"You will definitely find yourself pondering your choices even after you've finished playing."
Like the TV show and comic on which it is based, Telltale's adventure game The Walking Dead is not about zombies. It's a game about people in a horrible, horrible situation and how they react to it. When your life may be on the line, do you choose to save a child whose parents may (or may not) be grateful, or do you try to save the grown man who you know will be?
Although the game is based in the same world as the TV show, it features its own cast of characters and troubles. You play as a 30-something black history professor named Lee who begins the saga on his way to jail for killing a man. However, within minutes of the opening title card, Lee finds himself free and injured in the initial days of the zombie apocalypse. Quickly thereafter, he finds himself taking charge of an eight year old girl named Clementine, whose parents were out of town when things went bad.
The Walking Dead is an adventure game, but it differs from most of the genre in that many of its "puzzles" come in the form of decisions that must be made quickly, rather than finding the proper items to combine and move forward in one linear path. What you choose to say and do affects how the game progresses, so everyone's experience playing it is a little different, and that's what makes it special.
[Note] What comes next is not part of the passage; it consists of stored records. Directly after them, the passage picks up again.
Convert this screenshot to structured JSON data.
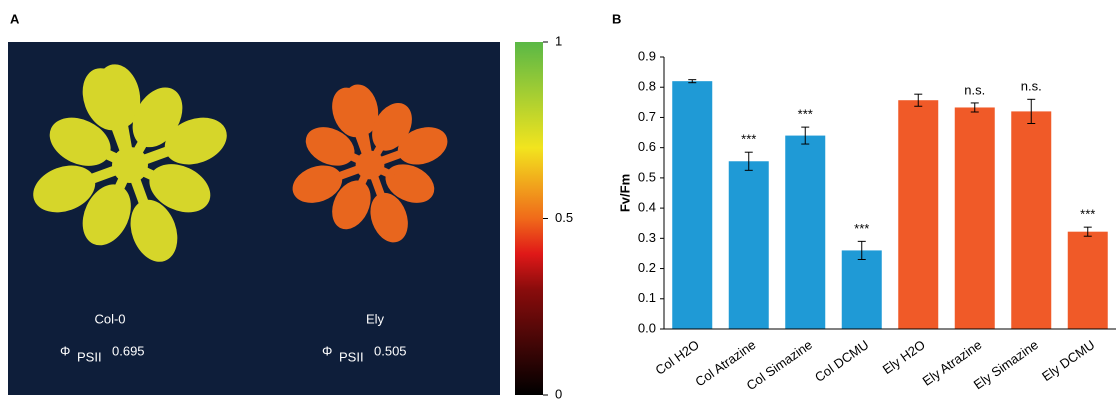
{
  "chart_data": [
    {
      "type": "image",
      "panel_label": "A",
      "plants": [
        {
          "name": "Col-0",
          "symbol": "Φ",
          "subscript": "PSII",
          "value": 0.695,
          "color": "#d6d62a"
        },
        {
          "name": "Ely",
          "symbol": "Φ",
          "subscript": "PSII",
          "value": 0.505,
          "color": "#e8661e"
        }
      ],
      "clim": [
        0,
        1
      ],
      "cticks": [
        0,
        0.5,
        1
      ]
    },
    {
      "type": "bar",
      "panel_label": "B",
      "ylabel": "Fv/Fm",
      "categories": [
        "Col H2O",
        "Col Atrazine",
        "Col Simazine",
        "Col DCMU",
        "Ely H2O",
        "Ely Atrazine",
        "Ely Simazine",
        "Ely DCMU"
      ],
      "values": [
        0.82,
        0.555,
        0.64,
        0.26,
        0.757,
        0.733,
        0.72,
        0.322
      ],
      "errors": [
        0.005,
        0.03,
        0.028,
        0.03,
        0.02,
        0.015,
        0.04,
        0.015
      ],
      "colors": [
        "#1f9ad6",
        "#1f9ad6",
        "#1f9ad6",
        "#1f9ad6",
        "#f05a28",
        "#f05a28",
        "#f05a28",
        "#f05a28"
      ],
      "significance": [
        null,
        "***",
        "***",
        "***",
        null,
        "n.s.",
        "n.s.",
        "***"
      ],
      "ylim": [
        0,
        0.9
      ],
      "yticks": [
        {
          "value": 0,
          "label": "0.0"
        },
        0.1,
        0.2,
        0.3,
        0.4,
        0.5,
        0.6,
        0.7,
        0.8,
        0.9
      ]
    }
  ]
}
The path is still fairly linear, however, and you can't make a choice that will truly mess you up or kill you somewhere down the line. But you can find yourself surrounded by people who dislike you and don't trust you, or you can be a trusted leader with companions who look out for each other. The choices are difficult, emotionally as well as practically ("If I give food to that guy, maybe he'll back me up on something later, but he's a terrible person, so do I really want him as backup?"), and you'll definitely find yourself pondering your choices even after you've finished playing.
The Walking Dead was originally released as six separate episodes: a five episode season plus one episode that serves as a bridge to season two. But fortunately for those who pick it up on Vita, we get all six episodes at once. No waiting to resolve cliffhangers for us! Unfortunately, the rest of the transition to Vita isn't all good news.
Two control schemes are included, and although both get the job done, neither is ideal for this game. When using the joysticks and buttons, you get precise control over what you choose to do and how you interact with the objects in the environment, but you sacrifice speed. That's guaranteed to get you killed a few times when the game throws its versions of quick-time events at you. In episode 5, which is the biggest offender in this area, there are two separate events that killed me three or four times because I didn't move the right analog stick to the right spot quickly enough. The touch screen controls, on the other hand, let you instantly tap whatever you want, but you can't choose how you to interact with it. If you see that you can tap a door, for example, you don't get to decide if that means looking at the door, knocking on it, or opening it. After trying both control schemes, I ended up using the buttons and dealing with the occasional quick-time death.
Loading times are the other issue on the Vita port. I played the downloadable version, and I was always disappointed by how long it took to load when the action moved to a new area. And when the time comes for one of those quick-time events, the game almost always freezes up for several seconds before jumping into something to which you're expected to react quickly. It wasn't a big enough problem to make the game unplayable or rob it of emotional impact, but it was definitely frustrating.
Fortunately, the other aspects of the game's presentation haven't suffered in the transition. The Walking Dead has a unique, cel-shaded visual style, and it looks good on the small screen just like it did on computers. And thank goodness this game didn't come out in days of yore, when a portable version of a game meant losing the voice acting. The voice actors truly bring the characters to life.
I've highlighted a few of this port's issues, but The Walking Dead is still a great game worth playing. If, like me, you haven't played it yet, you should. As of this writing, the price is the same on PC and Vita, so if you've got a computer that can handle it, that's how I'd recommend playing it. But if you don't, grab this one on Vita and look past its issues to the great game lying underneath.